Next on the plan is to set up the two ironing stations. And then I suppose I'd better get the Bailey off the floor and set up. It's getting there!

Right now I have bedding stored under the bed, I may pull that out and put it down in the stairway closet (it use to be there) and move my fabric to those drawers.


----------



## ginnie5 (Jul 15, 2003)

Macybaby said:


> Got the work table set up.
> 
> 
> 
> ...


That looks great!


----------



## Katskitten (Aug 5, 2010)

housewife said:


> That is so WOW!! It is going to be a great room once you get it all done. It looks like it will be a dream to work in. I have room envy really really bad!!!! yep I'm green with spots now. we need an envy face something green with darker green spots.
> 
> My dream home has a large room just for sewing machines fabric everything useable, easy to reach and a place for DH sewing.


housewife,
Don't feel bad, I'm right there with you on the envy. LOL . Currently we live in a leased house that measures about 20 ft wide by 30 ft long. The original owner built it himself out of used items we believe.
The basement is our sewing, cutting, repair, sewing storage, and reloading room all in one. And is our laundry room too. I long for a place that we can stretch out and breath but not here. 

Macybaby,
We recently acquired a unit like the one you are picking up, but the person had painted it with a white latex paint and we had to wait for warmer weather to work on it. Now I can see what it could look like just with a wood stain and I like that. Thank you for the picture.


Elaine


----------



## Macybaby (Jun 16, 2006)

we picked up the sewing desk on Monday, but it's still sitting down in the kitchen. DH was going over the Singer 15 that came with it -said it is in very nice shape, though you can tell it was well used. Some seem unused, some used and neglected and some well used but also well taken care of. A person needs to keep these well oiled when in use. This machine is going to a 12 year old girl that is discovering a real love and talent for sewing.

The desk is also in very nice shape. The lady we bougth it from got it to use as an entry way desk. She had several machines in cabinets because she fell in love with the look - though she had no interest or knowlege for the machines themselves, and didn't even sew. Not sure how long she had this. She had sold a treadle machine for $10 the previous weekend - and said she never even pulled up the machine until she was trying to sell it. 

Anyway - ours has the small glass jar with lid. I read somewhere it's an ink well. I don't know for sure, but it is neat it's still there. The other inseresting thing is a note that came with the box of attachemtns from Singer.
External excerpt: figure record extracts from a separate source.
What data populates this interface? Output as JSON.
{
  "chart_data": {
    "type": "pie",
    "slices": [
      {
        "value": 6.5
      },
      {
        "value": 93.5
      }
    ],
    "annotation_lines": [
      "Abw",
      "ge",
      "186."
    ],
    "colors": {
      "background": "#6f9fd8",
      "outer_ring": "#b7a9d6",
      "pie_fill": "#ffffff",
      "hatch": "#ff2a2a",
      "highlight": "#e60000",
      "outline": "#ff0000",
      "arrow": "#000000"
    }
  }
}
It said the assortment of attachments was different than listed in the manual - I'd have to look, but i think they removed the Tucker and one other, and replaced them with two different attachements.

BTW - I picked up another set of back clamp attachemtns off ebay yesterday. I got a few rusty ones with the second back clamp machine, but wanted a set for each.


----------



## housewife (Mar 16, 2006)

LOL yes someday. Your hard work in restoring your home shows!!! It is really great. Your machines are amazing too!! I'm sure you will enjoy working in your lovely room.
I just found out a local repair man can fix my grandmothers "seamstress deluxe"!! It only does one stitch and only one direction but it does it very well. My grandfather bought her the cabnet for a wedding present in 1935. Hopefully I will be able to get that done soon.
Someday I hope to be north and rual. If we are builting our selves there will be a nice sewing room and a room with just a great big clawfoot tub. Way too meny years with one bathroom and small kids  oh and maybe out builtings


----------



## Macybaby (Jun 16, 2006)

Elaine - that's a nice haul you got there!
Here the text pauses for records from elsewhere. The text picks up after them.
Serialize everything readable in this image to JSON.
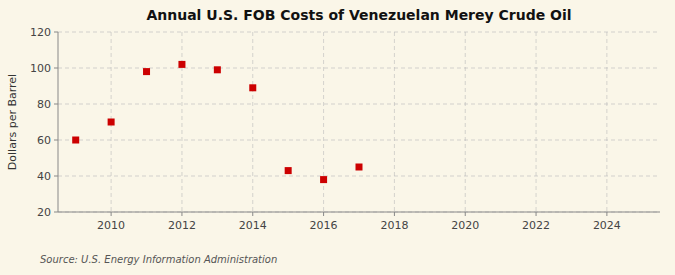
{
  "chart_data": {
    "type": "scatter",
    "title": "Annual U.S. FOB Costs of Venezuelan Merey Crude Oil",
    "y_label": "Dollars per Barrel",
    "annotations": [
      "Source: U.S. Energy Information Administration"
    ],
    "x": [
      2009,
      2010,
      2011,
      2012,
      2013,
      2014,
      2015,
      2016,
      2017
    ],
    "values": [
      60,
      70,
      98,
      102,
      99,
      89,
      43,
      38,
      45
    ],
    "xlim": [
      2008.5,
      2025.5
    ],
    "ylim": [
      20,
      120
    ],
    "xticks": [
      2010,
      2012,
      2014,
      2016,
      2018,
      2020,
      2022,
      2024
    ],
    "yticks": [
      20,
      40,
      60,
      80,
      100,
      120
    ],
    "color": "#cc0000",
    "marker": "square",
    "grid": true
  }
}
DH and I are making progress today. 

The Bailey is on the quilt frame, don't have it all hooked up yet but we did plug in the foot pedal and sew a few stitches. 

Moved the fancier cabinet upstairs and put the 201 in it, then took the cabinet the 201 was in and moved it downstairs to the bedroom, and then put the 66 wrinkle finish machine back in (it came with that cabinet). Then we agonized over what cabinet to give away along with the 15 DH is fixing up. We finally settled on giving the young girl the small cabinet the 237 was in. So the 237 came out and we put that it the old solid wood cabinet I had the wrinkle finish machine in. And that got moved next to the main machine and will be the base for the ironing station.

Got the board for the ironing station cut, and then moved on to the Ironing board. This is going to be 24x48 and will be braced on the wall on one end with a folding leg on the other end. It fits over the fancy cabinet, and can be stored behind it if I need to take it down. I'm not sure if it will be in my way when using the quilt frame, but if it is I can move it.

I'll post pictures later, but things are coming together and it's looking pretty nice. I sure want to sew, but I have to do this first!


----------